Given that distant metastases are mostly carrying a negative impact on disease prognosis, a long-term routine follow-up for MTC patients is suggested. The continuous follow-up of MTC patients requires an easily available, safe, reliable, and cost-effective diagnostic method. Data regarding using CEUS to diagnose progressive liver metastases in the rare patients with MTC are scarce and limited to case reports.

Sonography is a widely used method for detecting liver metastases. Generally, unenhanced US may be of limited value for identifying metastases, CEUS increased significantly the number of liver lesions detected than unenhanced sonography. Accuracy of detection of metastatic disease of CEUS (81.4%) was similar to that of triple-phase spiral CT (89.2%),[8] suggesting that we consider whether the CEUS is a suitable method for the follow-up of patients with MTC.

Sonographic features of hepatic metastases are various, but mostly are similar to its primary lesions and are dependent on blood supply. Liver metastases can be detected and characterized reliably as hypoenhancing lesions during the portal venous and late phases, with very few exceptions. Wash-out starts early, usually in the portal venous phase, and is marked.[9] In this case, the nodules were hyperenhanced in the arterial phase, and in the late arterial phase, the enhancement washed out quickly. The nodules presented hypoenhancement in the portal and parenchymal phase. After CEUS, the features of 3 phases conform to the hepatic metastasis. Esik et al[10] mentioned that MTC belongs to the group of neuroendocrine tumors, the natural history of neuroendocrine tumors includes a pronounced early lymphatic spreading and hepatic dissemination of typical hypervascular lesion. In pathology, MTC histological slices show more or less angiogenesis. Lai et al[11] reported that hypervascularity is more frequent in MTC when compared with PTC. In this case within the neoplasmic stromal, angiopoiesis was present. As a result, we suspect MTC is a kind of tumor that tends to have rich blood supply.

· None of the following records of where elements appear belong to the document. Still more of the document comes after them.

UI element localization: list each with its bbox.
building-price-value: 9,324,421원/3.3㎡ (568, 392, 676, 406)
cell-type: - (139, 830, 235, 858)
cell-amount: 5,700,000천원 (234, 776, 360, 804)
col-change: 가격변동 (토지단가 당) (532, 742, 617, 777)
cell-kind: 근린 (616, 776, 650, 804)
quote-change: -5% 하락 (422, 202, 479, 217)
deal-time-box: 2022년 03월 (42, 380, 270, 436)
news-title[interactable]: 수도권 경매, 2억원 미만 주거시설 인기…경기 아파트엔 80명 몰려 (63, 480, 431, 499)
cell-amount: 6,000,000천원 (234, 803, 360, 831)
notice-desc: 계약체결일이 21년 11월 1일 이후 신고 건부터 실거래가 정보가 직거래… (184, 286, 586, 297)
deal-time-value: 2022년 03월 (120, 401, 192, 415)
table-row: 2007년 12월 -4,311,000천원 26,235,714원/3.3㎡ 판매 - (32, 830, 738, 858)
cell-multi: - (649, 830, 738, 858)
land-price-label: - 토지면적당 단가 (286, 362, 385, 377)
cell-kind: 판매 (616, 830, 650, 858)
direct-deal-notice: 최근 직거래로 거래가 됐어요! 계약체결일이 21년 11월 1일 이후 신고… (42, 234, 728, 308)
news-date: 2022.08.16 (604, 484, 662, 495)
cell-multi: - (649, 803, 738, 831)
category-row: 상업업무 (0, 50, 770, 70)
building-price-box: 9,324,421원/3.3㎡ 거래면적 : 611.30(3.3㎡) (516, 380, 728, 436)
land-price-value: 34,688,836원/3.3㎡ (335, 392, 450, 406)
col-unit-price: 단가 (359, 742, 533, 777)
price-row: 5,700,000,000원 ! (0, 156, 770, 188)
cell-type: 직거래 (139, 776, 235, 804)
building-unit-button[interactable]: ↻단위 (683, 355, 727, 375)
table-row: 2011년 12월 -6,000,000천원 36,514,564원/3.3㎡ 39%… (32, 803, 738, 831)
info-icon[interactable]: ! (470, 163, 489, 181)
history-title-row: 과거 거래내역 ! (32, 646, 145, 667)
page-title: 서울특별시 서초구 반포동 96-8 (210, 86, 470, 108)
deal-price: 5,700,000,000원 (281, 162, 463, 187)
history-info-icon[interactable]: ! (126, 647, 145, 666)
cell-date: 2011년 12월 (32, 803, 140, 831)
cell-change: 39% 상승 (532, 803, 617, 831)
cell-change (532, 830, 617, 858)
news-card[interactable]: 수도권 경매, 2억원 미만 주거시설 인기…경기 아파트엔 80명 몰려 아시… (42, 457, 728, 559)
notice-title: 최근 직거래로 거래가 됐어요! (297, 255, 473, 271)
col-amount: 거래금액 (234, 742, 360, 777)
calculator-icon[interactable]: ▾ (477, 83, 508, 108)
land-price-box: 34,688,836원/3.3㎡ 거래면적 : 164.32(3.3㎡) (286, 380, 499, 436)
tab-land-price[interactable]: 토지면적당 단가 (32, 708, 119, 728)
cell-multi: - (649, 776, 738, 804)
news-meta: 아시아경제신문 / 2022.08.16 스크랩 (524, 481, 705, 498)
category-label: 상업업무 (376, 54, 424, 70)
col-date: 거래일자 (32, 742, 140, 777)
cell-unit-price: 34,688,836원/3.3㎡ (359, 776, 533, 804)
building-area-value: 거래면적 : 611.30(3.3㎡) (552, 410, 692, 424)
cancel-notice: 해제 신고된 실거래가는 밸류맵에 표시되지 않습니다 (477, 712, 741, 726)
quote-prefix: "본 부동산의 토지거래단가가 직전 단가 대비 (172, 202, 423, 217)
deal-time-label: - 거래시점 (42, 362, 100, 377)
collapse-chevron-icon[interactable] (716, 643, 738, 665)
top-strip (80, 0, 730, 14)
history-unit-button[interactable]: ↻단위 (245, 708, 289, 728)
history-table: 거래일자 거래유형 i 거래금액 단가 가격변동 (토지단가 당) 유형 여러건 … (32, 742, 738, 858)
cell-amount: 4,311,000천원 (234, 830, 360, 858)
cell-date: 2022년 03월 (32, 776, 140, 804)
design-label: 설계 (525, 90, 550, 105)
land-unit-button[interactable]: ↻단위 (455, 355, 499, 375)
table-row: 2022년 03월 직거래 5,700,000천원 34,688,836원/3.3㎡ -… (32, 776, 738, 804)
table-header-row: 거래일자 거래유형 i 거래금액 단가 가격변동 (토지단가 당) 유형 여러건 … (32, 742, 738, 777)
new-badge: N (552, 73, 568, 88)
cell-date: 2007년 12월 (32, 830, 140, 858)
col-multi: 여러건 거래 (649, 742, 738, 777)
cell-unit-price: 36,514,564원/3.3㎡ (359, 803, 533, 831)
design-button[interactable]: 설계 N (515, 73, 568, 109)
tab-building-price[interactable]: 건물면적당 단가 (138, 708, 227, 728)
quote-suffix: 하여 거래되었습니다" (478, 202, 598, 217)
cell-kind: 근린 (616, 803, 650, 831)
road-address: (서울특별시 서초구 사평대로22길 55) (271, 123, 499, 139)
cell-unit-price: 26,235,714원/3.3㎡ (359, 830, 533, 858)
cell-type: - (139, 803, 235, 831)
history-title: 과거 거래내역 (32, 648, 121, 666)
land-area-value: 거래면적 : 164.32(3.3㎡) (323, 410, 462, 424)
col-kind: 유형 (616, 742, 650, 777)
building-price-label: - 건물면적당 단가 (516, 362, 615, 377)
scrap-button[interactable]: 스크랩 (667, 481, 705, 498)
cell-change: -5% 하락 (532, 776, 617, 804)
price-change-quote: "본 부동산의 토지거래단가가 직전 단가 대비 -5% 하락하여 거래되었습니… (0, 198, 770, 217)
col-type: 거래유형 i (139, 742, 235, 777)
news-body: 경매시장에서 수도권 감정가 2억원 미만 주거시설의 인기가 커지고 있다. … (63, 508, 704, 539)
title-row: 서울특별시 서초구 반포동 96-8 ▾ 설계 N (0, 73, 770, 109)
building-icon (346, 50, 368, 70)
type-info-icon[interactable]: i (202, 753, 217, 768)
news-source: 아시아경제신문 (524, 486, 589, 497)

Synchronous occurrence of MTC and PTC in the same thyroid gland is a rare condition. MTC and PTC have 2 types of prevalence, clinical manifestation, laboratory tests, histopathological appearance, and therapeutic measures. Machens and Dralle[12] reported the incidence of papillary carcinoma in thyroids with medullary carcinoma to be 3.6%. When distant metastases appeared, it is significant to make an accurate diagnosis during treatment planning.

In summary, hepatic metastatic from medullary thyroid carcinoma is a rare condition; although a major limitation of the present study is the small number of patients involved, our case is important as it is the first to highlight the utility of contrast-enhanced ultrasound for diagnosing and follow-up in patients with thyroid carcinoma.

Footnotes

Abbreviations: CEA = carcino-embryonic antigen, CEUS = contrast-enhanced ultrasound, CT = calcitonin, FNAC = fine-needle aspiration cytology, MTC = medullary thyroid carcinoma, PTC = papillary thyroid carcinoma.

The authors have no conflicts of interest to disclose.